Imagine you wanted to match only lines that had vowels. To test this out we'll use a contrived conversation about Cthuhlu:

Evil lord Cthuhlu said Xchjklz plktrdfg and I agree with him

There's two lines with vowels, and then what Cthuhlu says doesn't have vowels. We'd like to just ignore what he says so let's make a regex script to do that:

[aeiouy]

You can either type that into ex4.regex and run it, or just run regetron ex4.txt and then enter that into the shell.

What that one line does is create a "set" of characters you want to match. It's kind of like saying "I want to match 'a' or 'e' or 'i' or 'o' or 'u' or 'y'." Another way to say this is, "Match any line with any one of these chars: aeiouy".
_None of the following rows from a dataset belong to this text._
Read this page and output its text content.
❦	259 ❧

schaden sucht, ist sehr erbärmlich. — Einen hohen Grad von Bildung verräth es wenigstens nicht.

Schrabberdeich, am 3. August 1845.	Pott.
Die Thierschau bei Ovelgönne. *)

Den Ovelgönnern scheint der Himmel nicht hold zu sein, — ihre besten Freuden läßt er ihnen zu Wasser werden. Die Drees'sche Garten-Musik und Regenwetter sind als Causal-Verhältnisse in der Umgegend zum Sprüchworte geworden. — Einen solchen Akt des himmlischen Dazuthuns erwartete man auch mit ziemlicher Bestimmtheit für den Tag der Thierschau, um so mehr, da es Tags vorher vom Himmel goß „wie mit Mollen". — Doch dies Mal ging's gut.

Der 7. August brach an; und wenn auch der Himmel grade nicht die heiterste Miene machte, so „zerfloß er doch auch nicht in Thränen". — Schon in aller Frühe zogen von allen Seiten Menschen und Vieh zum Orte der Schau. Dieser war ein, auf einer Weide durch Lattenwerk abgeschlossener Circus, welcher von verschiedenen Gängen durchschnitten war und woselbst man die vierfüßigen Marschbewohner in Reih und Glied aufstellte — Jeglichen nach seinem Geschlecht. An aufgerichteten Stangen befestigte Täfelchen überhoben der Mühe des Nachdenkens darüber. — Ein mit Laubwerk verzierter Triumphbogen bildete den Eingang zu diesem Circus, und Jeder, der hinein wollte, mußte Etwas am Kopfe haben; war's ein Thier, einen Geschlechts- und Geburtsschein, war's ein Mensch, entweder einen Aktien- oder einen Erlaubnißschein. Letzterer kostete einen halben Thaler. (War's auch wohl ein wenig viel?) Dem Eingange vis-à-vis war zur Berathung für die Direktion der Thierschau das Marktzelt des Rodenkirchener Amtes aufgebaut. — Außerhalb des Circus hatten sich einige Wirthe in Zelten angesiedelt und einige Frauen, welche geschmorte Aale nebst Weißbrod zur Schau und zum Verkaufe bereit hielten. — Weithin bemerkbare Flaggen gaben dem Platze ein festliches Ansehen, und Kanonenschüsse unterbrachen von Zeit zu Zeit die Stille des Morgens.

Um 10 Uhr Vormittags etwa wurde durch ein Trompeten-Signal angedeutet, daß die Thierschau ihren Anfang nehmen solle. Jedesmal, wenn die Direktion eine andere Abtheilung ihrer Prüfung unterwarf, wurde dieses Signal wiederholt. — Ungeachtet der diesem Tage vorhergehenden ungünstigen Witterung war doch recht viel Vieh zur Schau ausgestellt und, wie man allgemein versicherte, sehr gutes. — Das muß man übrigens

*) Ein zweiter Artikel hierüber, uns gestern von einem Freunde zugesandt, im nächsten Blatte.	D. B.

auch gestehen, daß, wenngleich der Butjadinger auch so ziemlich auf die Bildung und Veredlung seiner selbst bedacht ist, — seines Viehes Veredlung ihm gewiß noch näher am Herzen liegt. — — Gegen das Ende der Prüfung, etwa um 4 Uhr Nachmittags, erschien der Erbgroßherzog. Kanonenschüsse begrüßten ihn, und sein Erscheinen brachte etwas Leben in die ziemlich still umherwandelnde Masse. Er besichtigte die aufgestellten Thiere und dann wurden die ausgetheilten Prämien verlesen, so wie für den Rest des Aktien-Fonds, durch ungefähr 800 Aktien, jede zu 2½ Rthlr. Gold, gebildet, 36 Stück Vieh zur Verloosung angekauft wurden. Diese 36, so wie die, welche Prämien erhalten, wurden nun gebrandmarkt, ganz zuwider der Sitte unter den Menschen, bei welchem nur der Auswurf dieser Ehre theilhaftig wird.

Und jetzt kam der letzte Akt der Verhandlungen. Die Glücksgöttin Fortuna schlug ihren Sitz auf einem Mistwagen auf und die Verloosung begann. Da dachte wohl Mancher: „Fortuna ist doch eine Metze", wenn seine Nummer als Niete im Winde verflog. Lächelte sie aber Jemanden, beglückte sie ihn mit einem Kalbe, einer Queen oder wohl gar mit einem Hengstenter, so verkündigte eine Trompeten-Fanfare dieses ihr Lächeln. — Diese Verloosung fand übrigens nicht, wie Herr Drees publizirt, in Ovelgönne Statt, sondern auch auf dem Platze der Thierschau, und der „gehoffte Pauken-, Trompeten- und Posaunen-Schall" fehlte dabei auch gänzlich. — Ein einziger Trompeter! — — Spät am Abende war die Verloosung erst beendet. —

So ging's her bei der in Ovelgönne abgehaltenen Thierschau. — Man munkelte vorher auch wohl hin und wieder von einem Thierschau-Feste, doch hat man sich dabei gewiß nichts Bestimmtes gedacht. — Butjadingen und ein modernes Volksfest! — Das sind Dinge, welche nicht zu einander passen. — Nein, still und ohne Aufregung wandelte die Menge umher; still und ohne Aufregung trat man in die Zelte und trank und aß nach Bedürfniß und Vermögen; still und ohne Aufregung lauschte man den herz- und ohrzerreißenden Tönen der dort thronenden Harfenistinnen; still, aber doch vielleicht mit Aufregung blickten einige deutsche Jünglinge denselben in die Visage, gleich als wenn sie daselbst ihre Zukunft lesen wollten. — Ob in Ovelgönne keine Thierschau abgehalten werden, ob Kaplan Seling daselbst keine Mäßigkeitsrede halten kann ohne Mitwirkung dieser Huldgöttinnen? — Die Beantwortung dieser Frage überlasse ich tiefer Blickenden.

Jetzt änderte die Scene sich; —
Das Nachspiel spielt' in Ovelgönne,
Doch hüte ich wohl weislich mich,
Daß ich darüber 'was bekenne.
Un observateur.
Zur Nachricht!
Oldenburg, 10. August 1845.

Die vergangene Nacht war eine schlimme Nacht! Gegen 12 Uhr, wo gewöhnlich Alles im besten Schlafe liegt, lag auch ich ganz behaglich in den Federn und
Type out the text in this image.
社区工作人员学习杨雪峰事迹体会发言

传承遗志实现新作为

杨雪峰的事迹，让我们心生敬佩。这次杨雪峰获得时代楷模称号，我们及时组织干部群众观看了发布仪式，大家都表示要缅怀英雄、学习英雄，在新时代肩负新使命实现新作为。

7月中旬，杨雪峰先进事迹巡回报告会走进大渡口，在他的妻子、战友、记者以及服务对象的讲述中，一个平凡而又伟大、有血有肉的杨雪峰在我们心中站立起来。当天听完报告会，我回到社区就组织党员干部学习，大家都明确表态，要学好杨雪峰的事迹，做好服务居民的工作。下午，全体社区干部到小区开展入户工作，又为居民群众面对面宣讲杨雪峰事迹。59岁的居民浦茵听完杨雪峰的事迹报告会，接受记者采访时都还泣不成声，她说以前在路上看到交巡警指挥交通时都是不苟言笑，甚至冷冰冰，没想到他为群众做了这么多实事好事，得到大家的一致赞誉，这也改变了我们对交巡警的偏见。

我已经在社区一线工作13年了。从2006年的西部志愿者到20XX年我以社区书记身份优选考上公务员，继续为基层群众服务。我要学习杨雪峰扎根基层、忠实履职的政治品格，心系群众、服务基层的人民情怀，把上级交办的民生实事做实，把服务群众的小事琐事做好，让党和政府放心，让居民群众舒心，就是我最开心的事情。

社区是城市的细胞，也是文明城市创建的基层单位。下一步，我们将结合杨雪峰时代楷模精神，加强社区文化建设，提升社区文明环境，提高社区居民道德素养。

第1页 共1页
There's a few other things you can do with sets, but run this and see what you get before I continue.

What You Should See

That file doesn't exist.
> [aeiouy]
Input file is empty. Use !load to load something.
>

See how it removed the line in the middle that didn't have vowels (the line Cthulhu said)? It did this because, after scanning each character, it didn't find 1 that matched the set you specified.

Ranges Of Characters

This is really handy, but it will be tedious if you had to enter in an entire alphabet or all the numbers when you wanted to match those. For this common case you can use a range of characters by putting a '-' (dash) between them. For example, [a-zA-Z] will match all characters "a through z" or "A through Z" thus matching all upper or lowercase characters.

Extra Credit

  • Write another regex that matches only lowercase characters. Use a range for it.
  • Add some numbers to the corpus text, and then write a regex with the numbers in a range (like 0-9).
  • Run regetron and use !data to set your phone number. Now write a regex that matches your phone number using the range sets.

Portability Notes

It's unclear how some regex engines will treat some human languages and alphabets when doing a range. Double check your documentation to make sure it's even possible.